Hi @holdenweb, thanks for the report. As you might know, PyPDF v4 is still undergoing a (slow) restructuring phase. Apparently I've been the only one to look forward its enhancement in the last months.
One of my primary concerns was to have the codebase look much cleaner and maintanable. We are familiar with these kinds of errors, it just takes time (that at the moment I lack) to solve them.
Meanwhile PyPDF2 might be a more stable, albeit obsolete, choice.
No worries - this is just a data point about a PyPDF program I was testing before submitting a PR. Perfectly happy to continue using PyPDF2.

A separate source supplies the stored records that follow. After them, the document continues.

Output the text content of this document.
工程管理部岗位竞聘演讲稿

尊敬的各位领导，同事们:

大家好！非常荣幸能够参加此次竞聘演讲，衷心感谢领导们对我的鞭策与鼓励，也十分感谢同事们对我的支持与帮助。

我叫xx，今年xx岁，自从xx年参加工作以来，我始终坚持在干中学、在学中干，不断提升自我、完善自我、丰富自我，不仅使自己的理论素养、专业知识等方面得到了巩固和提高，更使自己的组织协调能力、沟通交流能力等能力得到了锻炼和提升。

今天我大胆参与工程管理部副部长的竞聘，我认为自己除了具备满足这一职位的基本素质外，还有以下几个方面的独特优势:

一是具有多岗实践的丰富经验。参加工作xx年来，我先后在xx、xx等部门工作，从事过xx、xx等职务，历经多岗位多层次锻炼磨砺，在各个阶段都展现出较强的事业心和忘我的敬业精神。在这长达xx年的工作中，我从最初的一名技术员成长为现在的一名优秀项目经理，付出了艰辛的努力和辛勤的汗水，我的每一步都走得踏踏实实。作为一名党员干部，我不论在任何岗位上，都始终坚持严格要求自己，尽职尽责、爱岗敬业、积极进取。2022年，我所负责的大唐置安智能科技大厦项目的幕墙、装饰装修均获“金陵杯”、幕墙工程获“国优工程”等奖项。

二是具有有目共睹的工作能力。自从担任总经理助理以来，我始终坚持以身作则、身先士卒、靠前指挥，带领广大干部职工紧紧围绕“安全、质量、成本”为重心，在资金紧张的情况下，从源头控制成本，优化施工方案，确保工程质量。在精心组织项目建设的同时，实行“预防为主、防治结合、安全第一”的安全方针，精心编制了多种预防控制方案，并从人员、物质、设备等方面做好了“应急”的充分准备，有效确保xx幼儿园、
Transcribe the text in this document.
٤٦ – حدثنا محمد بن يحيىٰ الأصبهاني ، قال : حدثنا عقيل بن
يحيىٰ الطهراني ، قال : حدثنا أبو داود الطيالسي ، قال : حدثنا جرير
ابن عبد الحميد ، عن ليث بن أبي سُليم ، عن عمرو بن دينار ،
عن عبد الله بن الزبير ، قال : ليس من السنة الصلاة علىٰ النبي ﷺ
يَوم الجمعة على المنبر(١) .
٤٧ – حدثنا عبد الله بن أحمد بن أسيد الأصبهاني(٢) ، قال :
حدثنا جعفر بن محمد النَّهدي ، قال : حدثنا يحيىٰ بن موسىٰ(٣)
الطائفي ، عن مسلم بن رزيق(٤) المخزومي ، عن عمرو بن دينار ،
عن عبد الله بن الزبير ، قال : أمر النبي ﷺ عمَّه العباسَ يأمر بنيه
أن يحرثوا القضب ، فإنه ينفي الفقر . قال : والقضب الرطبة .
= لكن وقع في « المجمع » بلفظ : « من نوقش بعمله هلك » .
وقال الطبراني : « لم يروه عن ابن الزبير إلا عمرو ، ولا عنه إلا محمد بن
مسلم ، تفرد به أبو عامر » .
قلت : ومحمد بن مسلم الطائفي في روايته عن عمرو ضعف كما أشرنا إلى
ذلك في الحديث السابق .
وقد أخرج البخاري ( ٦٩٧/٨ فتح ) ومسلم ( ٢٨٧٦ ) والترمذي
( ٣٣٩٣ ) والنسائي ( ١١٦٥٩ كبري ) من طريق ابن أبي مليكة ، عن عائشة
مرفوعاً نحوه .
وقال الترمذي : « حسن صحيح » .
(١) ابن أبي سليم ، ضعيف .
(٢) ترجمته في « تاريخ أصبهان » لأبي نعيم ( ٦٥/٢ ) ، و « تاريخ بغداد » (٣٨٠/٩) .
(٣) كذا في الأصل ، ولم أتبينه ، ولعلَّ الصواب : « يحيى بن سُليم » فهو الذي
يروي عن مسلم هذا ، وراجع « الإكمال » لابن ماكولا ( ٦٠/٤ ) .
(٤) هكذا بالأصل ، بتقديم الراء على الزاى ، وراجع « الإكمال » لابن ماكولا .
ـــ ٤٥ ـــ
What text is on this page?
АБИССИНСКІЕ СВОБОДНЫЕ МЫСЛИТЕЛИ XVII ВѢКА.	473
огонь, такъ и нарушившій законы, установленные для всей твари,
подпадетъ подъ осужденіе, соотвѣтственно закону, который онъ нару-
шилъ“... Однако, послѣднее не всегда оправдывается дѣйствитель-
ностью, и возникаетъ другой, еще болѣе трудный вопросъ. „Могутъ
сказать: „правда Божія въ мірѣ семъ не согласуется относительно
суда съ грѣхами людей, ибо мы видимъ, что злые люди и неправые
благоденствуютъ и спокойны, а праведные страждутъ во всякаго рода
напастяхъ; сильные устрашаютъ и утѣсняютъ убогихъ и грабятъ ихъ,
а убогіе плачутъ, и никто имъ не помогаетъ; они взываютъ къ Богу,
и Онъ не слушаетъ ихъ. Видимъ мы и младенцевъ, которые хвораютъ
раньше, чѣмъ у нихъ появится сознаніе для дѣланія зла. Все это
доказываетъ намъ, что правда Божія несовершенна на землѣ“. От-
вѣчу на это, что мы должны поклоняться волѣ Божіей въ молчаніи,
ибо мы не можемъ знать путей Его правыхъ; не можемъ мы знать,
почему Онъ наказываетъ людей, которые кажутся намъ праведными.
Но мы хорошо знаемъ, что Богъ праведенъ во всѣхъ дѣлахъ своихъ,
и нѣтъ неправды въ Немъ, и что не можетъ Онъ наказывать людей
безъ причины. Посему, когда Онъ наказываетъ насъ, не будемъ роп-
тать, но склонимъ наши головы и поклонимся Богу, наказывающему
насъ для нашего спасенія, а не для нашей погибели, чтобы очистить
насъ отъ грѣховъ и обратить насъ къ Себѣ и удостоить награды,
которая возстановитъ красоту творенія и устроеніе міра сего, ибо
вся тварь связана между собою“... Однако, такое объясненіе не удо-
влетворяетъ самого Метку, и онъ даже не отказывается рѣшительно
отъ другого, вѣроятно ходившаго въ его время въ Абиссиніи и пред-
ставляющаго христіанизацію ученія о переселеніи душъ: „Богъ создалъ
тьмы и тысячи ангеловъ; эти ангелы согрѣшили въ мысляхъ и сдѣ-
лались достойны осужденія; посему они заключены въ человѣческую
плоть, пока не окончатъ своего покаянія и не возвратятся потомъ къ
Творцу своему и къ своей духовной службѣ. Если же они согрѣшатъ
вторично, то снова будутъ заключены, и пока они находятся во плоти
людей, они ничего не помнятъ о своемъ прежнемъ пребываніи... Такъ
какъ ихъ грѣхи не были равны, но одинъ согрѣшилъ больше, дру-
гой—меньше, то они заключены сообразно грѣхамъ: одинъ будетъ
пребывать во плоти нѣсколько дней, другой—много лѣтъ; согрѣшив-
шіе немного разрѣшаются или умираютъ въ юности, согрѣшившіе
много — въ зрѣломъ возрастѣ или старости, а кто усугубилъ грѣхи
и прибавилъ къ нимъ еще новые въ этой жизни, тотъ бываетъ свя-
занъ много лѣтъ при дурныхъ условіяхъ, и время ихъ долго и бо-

I have the same problem and except someone to solve it with me
Here's a workaround that worked for at least one use case. Maybe it will work for yours.
The problem seems to be that PdfFileWriter looks for a 'stream' attribute on the PdfFileWriter instance when performing some cleanup steps (_sweepIndirectReferences), and an error occurs because the PdfFileWriter class (as of 1.27.0) has no such attribute. However, that 'stream' attribute isn't referenced again in _sweepIndirectReferences.
A potentially viable workaround (until a fix for this issue is released) would be to create a wrapper class which extends PdfFileWriter with a 'stream' attribute, with its value set to an instance of BytesIO.
Use at your own risk. This is simply a workaround, which works in one case, but may or may not work for your case.
from io import BytesIO
from PyPDF4 import PdfFileWriter
class PdfFileWriterWithStreamAttribute(PdfFileWriter):
def __init__(self):
super().__init__()
self.stream = BytesIO()
Hmm, sensible workaround. Seems like the bug classification is correct!